Last week, we celebrated the 75th anniversary of VE Day. Throughout the whole of human history, it has only really been in the period since then that most people have easily been able to get enough to eat. Worldwide, there are now more overweight people than malnourished ones. This age of abundance is completely unprecedented , and it’s not surprising that the human race is taking some time to adjust. But, over time, it’s likely that obesity will tend to decline. The rate of obesity has already plateaued or begun to fall in most developed counties, and now there is a strong stigma against being seriously overweight amongst higher income groups. In the future that is likely to spread through the entire population.
It has to be questioned what right the State has to seek to control the behaviour of adults purely for their own good. As the great philosopher of liberty John Stuart Mill said, “The only purpose for which power can be rightfully exercised over any member of a civilised community, against his will, is to prevent harm to others.”
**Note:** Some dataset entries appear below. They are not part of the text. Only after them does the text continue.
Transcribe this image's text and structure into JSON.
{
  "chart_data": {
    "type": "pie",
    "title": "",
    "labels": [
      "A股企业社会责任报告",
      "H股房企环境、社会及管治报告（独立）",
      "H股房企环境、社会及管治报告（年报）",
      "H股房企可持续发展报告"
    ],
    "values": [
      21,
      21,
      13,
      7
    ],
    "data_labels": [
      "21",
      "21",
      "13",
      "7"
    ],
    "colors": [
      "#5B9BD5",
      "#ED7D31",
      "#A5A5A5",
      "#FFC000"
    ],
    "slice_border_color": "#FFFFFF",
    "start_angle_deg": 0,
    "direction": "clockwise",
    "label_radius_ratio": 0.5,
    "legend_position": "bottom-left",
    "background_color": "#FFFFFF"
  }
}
Against this argument is inevitably set the burden put on the NHS – and thus on taxpayers – by health problems arising from obesity. But it’s important to remember that the NHS was created to serve the people, not the other way round. The social compact on which it is founded depends on the assumption that people are fallible human beings, not saints, and it will be there for them whatever the cause of their illness. If we start making a distinction between the deserving and the undeserving sick we embark on a dangerous slippery slope. And it should always be remembered that, in terms of whole life healthcare costs, it is actually the clean-living who live into extreme old age who end up costing the public purse more.
So my prediction is that any “war on obesity” started by the government will be largely ineffective, will get a lot of people’s backs up, and will create a whole raft of unintended and undesirable consequences.